A photo with a cartridge and
A photo with a cartridge and a mini pump for size comparison would be great.
cdamian wrote:
On the dimensions given it’s roughly (within 10 mm) one cartridge high, one cartridge deep and three cartridges wide; mini pump would depend on the brand, say a Topeak Roadie is roughly twice the height, the same depth and about a third of the width.
I actually bought one of
I actually bought one of these, and am quite happy with it. It is comically, attention-drawingly loud, though. It sounds like one of those vibrating metal engravers. But louder.
A always have a pump with me, but occasionally I do get slow leaks on my tubeless tyres requiring me to top one up before I leave work, and this is faster and easier than using my mini pump.

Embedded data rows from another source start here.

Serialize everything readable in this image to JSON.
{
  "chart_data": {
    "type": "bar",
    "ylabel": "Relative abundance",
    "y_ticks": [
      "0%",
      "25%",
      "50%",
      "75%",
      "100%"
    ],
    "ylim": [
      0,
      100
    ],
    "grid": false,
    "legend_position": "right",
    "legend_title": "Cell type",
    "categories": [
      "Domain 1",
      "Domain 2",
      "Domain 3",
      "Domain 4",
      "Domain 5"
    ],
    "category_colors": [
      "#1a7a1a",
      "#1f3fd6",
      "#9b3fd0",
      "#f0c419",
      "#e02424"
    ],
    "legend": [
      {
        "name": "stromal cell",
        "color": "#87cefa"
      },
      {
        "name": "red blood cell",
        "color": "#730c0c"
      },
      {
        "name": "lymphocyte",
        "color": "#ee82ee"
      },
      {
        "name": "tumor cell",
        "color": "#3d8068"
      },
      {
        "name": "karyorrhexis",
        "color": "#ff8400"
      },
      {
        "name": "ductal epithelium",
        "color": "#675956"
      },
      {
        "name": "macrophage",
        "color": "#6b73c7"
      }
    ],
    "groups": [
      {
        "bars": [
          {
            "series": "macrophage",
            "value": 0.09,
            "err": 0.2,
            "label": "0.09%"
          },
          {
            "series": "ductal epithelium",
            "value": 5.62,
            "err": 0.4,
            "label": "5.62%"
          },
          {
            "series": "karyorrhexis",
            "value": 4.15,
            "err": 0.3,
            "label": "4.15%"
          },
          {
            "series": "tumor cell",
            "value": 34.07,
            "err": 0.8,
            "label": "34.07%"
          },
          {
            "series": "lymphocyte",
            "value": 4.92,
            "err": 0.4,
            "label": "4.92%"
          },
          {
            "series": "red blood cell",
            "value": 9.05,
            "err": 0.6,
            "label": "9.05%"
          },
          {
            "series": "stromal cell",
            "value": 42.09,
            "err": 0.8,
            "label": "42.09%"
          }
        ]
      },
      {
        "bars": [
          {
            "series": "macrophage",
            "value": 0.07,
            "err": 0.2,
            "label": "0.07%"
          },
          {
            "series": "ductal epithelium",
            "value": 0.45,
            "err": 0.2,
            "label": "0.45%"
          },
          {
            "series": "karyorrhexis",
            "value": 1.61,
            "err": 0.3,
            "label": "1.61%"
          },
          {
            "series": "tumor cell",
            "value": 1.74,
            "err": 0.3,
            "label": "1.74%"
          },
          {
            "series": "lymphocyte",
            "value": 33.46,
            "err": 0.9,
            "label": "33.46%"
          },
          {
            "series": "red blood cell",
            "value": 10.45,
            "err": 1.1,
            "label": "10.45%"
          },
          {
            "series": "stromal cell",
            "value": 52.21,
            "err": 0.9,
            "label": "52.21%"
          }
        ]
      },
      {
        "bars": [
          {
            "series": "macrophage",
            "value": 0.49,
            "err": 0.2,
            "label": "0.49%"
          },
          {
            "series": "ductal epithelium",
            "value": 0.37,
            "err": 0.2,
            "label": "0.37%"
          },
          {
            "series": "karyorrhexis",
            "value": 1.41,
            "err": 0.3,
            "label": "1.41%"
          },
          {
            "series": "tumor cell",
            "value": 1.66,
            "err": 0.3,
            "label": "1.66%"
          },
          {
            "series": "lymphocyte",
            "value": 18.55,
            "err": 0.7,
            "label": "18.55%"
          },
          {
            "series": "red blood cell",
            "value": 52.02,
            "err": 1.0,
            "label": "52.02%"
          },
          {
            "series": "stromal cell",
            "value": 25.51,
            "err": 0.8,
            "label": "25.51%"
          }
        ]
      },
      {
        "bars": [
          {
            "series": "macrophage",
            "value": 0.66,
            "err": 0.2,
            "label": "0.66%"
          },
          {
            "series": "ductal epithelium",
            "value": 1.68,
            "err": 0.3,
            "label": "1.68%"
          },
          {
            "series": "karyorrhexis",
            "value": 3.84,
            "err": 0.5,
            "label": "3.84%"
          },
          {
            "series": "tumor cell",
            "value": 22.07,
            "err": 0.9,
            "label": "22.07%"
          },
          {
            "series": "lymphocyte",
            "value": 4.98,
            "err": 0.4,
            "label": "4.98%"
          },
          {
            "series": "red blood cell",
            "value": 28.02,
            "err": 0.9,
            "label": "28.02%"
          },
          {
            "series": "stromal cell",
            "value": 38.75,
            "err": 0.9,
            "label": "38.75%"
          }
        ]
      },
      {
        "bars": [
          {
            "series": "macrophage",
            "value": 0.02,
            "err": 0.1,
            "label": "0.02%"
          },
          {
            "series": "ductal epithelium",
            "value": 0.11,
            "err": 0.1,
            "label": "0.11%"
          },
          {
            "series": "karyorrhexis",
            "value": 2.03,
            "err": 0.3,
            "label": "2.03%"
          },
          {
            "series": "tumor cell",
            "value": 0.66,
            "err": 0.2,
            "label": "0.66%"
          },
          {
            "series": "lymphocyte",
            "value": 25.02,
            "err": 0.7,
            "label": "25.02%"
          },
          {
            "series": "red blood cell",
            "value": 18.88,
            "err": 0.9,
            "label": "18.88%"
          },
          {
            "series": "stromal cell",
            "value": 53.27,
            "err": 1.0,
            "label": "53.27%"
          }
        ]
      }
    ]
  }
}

Bought the Cycplus AS2 Pro
Bought the Cycplus AS2 Pro just over a week ago and was used in anger on first ride. Had just taken my gravel bike across rough stuff (MTB territory – Princetown to the ‘scout hut’ for those who know) and was pretty knackered after 4 hours. Punctured 5 miles from home on light trail and the machine got me from 10psi up to 37psi – no way my 57 year old arms would have managed that on 47mm tyres with a minipump (and I would have probably snapped the valve AGAIN). Tyre up, sealant worked and home. In truth it is quite heavy which I don’t mind on the gravel bike in a saddlebag or small rucksack but will probably stick with decent pump on the road bike as a bit big for a jersey. If away from the local ‘wife rescue, lift of shame’ area I will stick in the saddllebag.